“More poetry,” said Rook.
The two hit it off, and at the end of their stint at the zoo, the comedy writer got Petar a gig at Later On as a production assistant. “Not quite a step up from shoveling the elephant yard,” said the voice from LA, “but entry level, and he did OK. Worked his way up to segment producer pretty quick. My friend says once Petar sets his mind to something, there’s no stopping him.”
That was the thought that left Rook sleepless, worried about that signature Petar Matic tenacity—plus conflicted over whether he should tell Nikki about her ex’s smuggling bust. But suppose he did tell her? That could make it worse, exponentially worse. He made a list of potential fallout. It could damage a perfectly good relationship she enjoyed with an old friend, which Rook would then feel bad about. Sort of. He might inadvertently create greater interest in Petar. Nikki had a naughty side, and maybe the bad boy thing was something she would spark to all the more. And finally, how did it make him look, doing background checks on her old boyfriends? It made him look . . . well, insecure, needy, and threatened. Sure wouldn’t want to give that impression. So when he saw her come through the door at the other end of the bull pen, smiling, he knew exactly what to do. Look busy and pretend he didn’t know anything.
“Look at you here, all bright-eyed and . . .”—she studied him—“. . . bushy faced.”
“I skipped the shave this morning. A little time-saver after a long night. Researching.” He waited while she hung up her jacket, and then he added, “And you?”
“Feeling pretty good, actually, thanks.” She turned across the room. “Roach?
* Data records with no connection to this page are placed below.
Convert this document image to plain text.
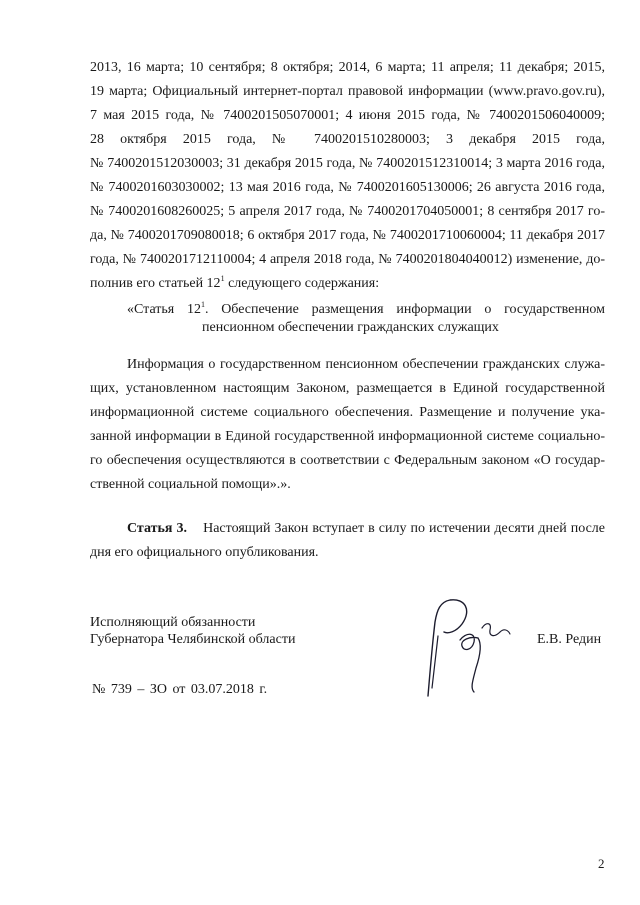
2013, 16 марта; 10 сентября; 8 октября; 2014, 6 марта; 11 апреля; 11 декабря; 2015,
19 марта; Официальный интернет-портал правовой информации (www.pravo.gov.ru),
7 мая 2015 года, № 7400201505070001; 4 июня 2015 года, № 7400201506040009;
28 октября 2015 года, № 7400201510280003; 3 декабря 2015 года,
№ 7400201512030003; 31 декабря 2015 года, № 7400201512310014; 3 марта 2016 года,
№ 7400201603030002; 13 мая 2016 года, № 7400201605130006; 26 августа 2016 года,
№ 7400201608260025; 5 апреля 2017 года, № 7400201704050001; 8 сентября 2017 го-
да, № 7400201709080018; 6 октября 2017 года, № 7400201710060004; 11 декабря 2017
года, № 7400201712110004; 4 апреля 2018 года, № 7400201804040012) изменение, до-
полнив его статьей $12^1$ следующего содержания:
«Статья $12^1$. Обеспечение размещения информации о государственном
пенсионном обеспечении гражданских служащих
Информация о государственном пенсионном обеспечении гражданских служа-
щих, установленном настоящим Законом, размещается в Единой государственной
информационной системе социального обеспечения. Размещение и получение ука-
занной информации в Единой государственной информационной системе социально-
го обеспечения осуществляются в соответствии с Федеральным законом «О государ-
ственной социальной помощи».».
Статья 3. Настоящий Закон вступает в силу по истечении десяти дней после
дня его официального опубликования.
Исполняющий обязанности
Губернатора Челябинской области	Е.В. Редин
№ 739 – ЗО от 03.07.2018 г.
2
You get Derek Snow’s phone records yet?”
“Put in for them,” answered Raley. “Should arrive anytime now.”
“Call them again. And keep me up on it.” She put her bag in her desk file drawer. “Rook, you’re hovering.”
“Huh? Oh, I’m just wondering . . .” His sentence hung there, suspended between them. What he wanted to ask was about her night. What she did. Where she went. What she did. When it ended. What she did. So many questions. But the one he asked was, “Is there something I can do to be useful this morning?”
Before Nikki could answer, the phone rang on her desk. “Homicide, Detective Heat.”
Before Nikki heard the voice, she heard the unmistakable sound of subway wheels squealing to a halt. “Are you there?” She recognized the voice of Mitchell Perkins. But Cassidy Towne’s editor didn’t sound quietly superior as he had in his office the day before. He was agitated and tight. “Damn cell phone. Hello?”
“I’m here, Mr. Perkins, is something wrong?”
“My wife. I’m on my way to work and my wife just called. She caught someone trying to break in.”
“What’s the address?” She snapped her fingers to get Roach’s attention. Raley picked up the extension, copied the address Perkins gave, uptown on Riverside Drive, and called Dispatch while Heat stayed on with the editor. “We’re sending a car now.”
She heard him panting, and the background acoustics changed, telling her he had come up from the subway to street level. “I’m almost there. Hurry, God, hurry . . .”
Hurrying in Manhattan isn’t so easy, even with police lights and a siren, but the traffic flow was downtown at that hour, so Detective Heat made good time up Broadway to West 96th Street. From her TAC frequency Nikki heard that three blue-and-whites were already at Perkins’s apartment, so she killed her siren and eased it back slightly after she crossed West End. She looked up the street and chin-nodded to Rook beside her. “What’s this?”
Ahead of them, mid-block, two people were kneeling on the sidewalk in front of a car at a garage entrance. A third, a parking attendant to judge by his uniform, saw her flashing light and waved his arms to flag her down. Nikki was on the air calling for paramedics before she even saw the body stretched out on the pavement.